Wakil Ketua MPR: RUU Kesehatan Harus Melindungi Masyarakat
loading...
A
A
A
JAKARTA - Rancangan Undang-Undang (RUU) Kesehatan harus mampu menjadi dasar membangun sistem kesehatan nasional yang mewujudkan perlindungan. Termasuk memberikan kepastian pemenuhan hak kesehatan masyarakat.
"RUU Kesehatan harus mampu menjadi landasan bangsa ini mewujudkan sistem pelayanan kesehatan yang mampu melindungi dan melayani masyarakat dengan lebih baik," kata Wakil Ketua MPR Lestari Moerdijat dalam pengantar tertulisnya pada diskusi bertema RUU Kesehatan: Ancaman atau Angin Perubahan? yang digelar Forum Diskusi Denpasar 12, Rabu (17/5/2023).
Menurut Lestari, penataan pelayaan kesehatan bagi semua seyogyianya bertolak dari ragam peristiwa yang melibatkan tenaga kesehatan dan pasien dalam mekanisme pengobatan di negeri ini. Pelayanan kesehatan, ujar Rerie sapaan akrab Lestari, harus berorientasi pada tahapan pengobatan yang mengedepankan keselamatan manusia.
Rerie yang juga legislator dari Dapil II Jawa Tengah itu berpendapat ruang partisipasi publik masih terbuka untuk memberikan catatan evaluatif yang komprehensif terkait pasal-pasal pada RUU Kesehatan yang saat ini proses legislasinya sedang berlangsung di DPR.
Anggota Majelis Tinggi Partai Nasdem itu menyebut, sejumlah pasal yang dinilai problematik dan belum memenuhi harapan publik bisa dicarikan solusinya, melalui sejumlah diskusi yang konstruktif antarpara pemangku kebijakan dan masyarakat.
Sehingga, tegas Rerie, dapat terwujud sistem kesehatan nasional yang mampu menjadi instrument perlindungan dan kepastian pemenuhan hak kesehatan masyarakat yang lebih baik.
Juru Bicara Kementerian Kesehatan (Kemenkes) Mohammad Syahril berpendapat setidaknya ada dua isu yang penting terkait RUU Kesehatan yaitu, terkait urgensi lahirnya RUU Kesehatan dan sejumlah isu yang berkembang di masyarakat terkait pasal-pasal yang ada dalam RUU tersebut.

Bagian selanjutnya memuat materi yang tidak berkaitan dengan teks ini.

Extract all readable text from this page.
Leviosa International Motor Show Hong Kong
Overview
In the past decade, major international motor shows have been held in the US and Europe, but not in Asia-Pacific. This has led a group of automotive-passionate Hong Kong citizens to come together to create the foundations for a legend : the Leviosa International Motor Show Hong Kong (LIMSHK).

Sejatinya, menurut Syahril, lahirnya RUU Kesehatan mendukung transformasi kesehatan di Indonesia. Dalam proses pembahasannya, ungkap dia, Kemenkes sudah melakukan 79 kegiatan dengar pendapat dengan para pemangku kepentingan pada 13-26 Maret 2023.
Dalam sejumlah pasal yang tertuang pada RUU Kesehatan, tambah Syahril, bertujuan menciptakan layanan yang fokus pada upaya mencegah orang sehat menjadi sakit. Selain itu, tambah dia, juga transformasi layanan agar mempermudah masyarakat mendapat layanan berkualitas, karena saat ini layanan kesehatan belum merata.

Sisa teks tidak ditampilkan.